Date of Graduation
1994
Document Type
Dissertation/Thesis
Abstract
A nonlinear 'velocity-pressure' mixed finite element formulation for three dimensional rigid-viscoplastic analysis of metal forming problems is presented. It adequately takes into account the nonlinear material behavior and the large deformations that occur during metal forming operations. A ten-noded tetrahedral finite element with a quadratic interpolation in velocity and linear interpolation in pressure is used to discretize the domain of the deforming body. The salient feature of the formulation is the enforcement of the incompressibility requirement necessitated by the use of the rigid-viscoplastic constitutive law by modifying the constitutive equation to include a pressure variable and adding an additional constraint equation to the equations of equilibrium.
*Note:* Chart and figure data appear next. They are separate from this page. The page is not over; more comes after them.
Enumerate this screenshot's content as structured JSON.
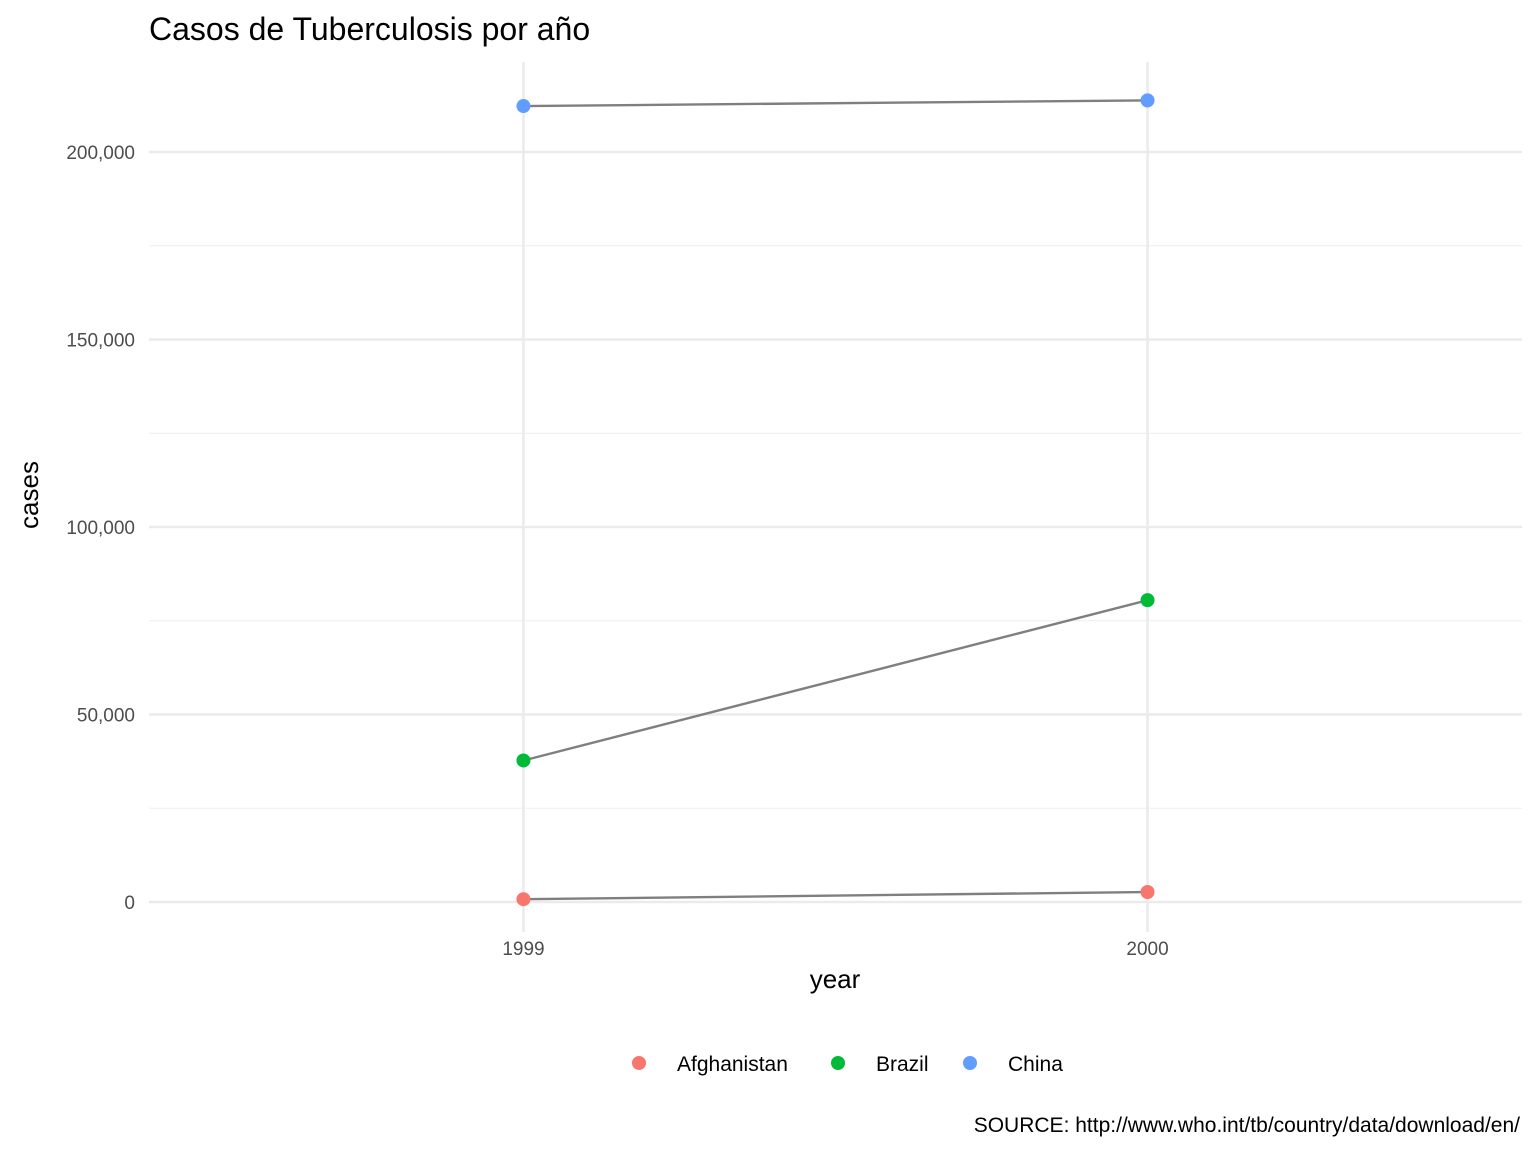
{
  "chart_data": {
    "type": "line",
    "title": "Casos de Tuberculosis por año",
    "xlabel": "year",
    "ylabel": "cases",
    "x": [
      1999,
      2000
    ],
    "x_tick_labels": [
      "1999",
      "2000"
    ],
    "ylim": [
      -8000,
      224000
    ],
    "y_ticks": [
      0,
      50000,
      100000,
      150000,
      200000
    ],
    "y_tick_labels": [
      "0",
      "50,000",
      "100,000",
      "150,000",
      "200,000"
    ],
    "grid": true,
    "legend_position": "bottom",
    "line_color": "#7f7f7f",
    "series": [
      {
        "name": "Afghanistan",
        "color": "#F8766D",
        "values": [
          745,
          2666
        ]
      },
      {
        "name": "Brazil",
        "color": "#00BA38",
        "values": [
          37737,
          80488
        ]
      },
      {
        "name": "China",
        "color": "#619CFF",
        "values": [
          212258,
          213766
        ]
      }
    ],
    "caption": "SOURCE: http://www.who.int/tb/country/data/download/en/"
  }
}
A Newton-Raphson procedure is adopted for iterative incremental solution of the nonlinear stiffness equations and the details of the consistent linearization procedure for obtaining a tangent stiffness matrix are provided. The Newton-Raphson algorithm requires the repeated solution of a set of linear equations with a symmetric, non-singular co-efficient matrix. A methodology is presented to render the coefficient matrix positive definite in order to use a Preconditioned Conjugate Gradients (PCG) algorithm to iteratively solve the resulting system. The algorithm is implemented utilizing an Element-By-Element (EBE) strategy so that the formation and factorization of a global stiffness matrix is avoided. The details of formulating a suitable preconditioner which approximates the global stiffness matrix are presented. Finally, the finite element formulation is applied to several benchmark problems and the solutions of the problems are presented to indicate the potential of using tetrahedral finite elements for metal forming analysis.
Recommended Citation
Rachakonda, V B., "Development of a stable tetrahedral finite element for metal forming analysis." (1994). Graduate Theses, Dissertations, and Problem Reports. 9614.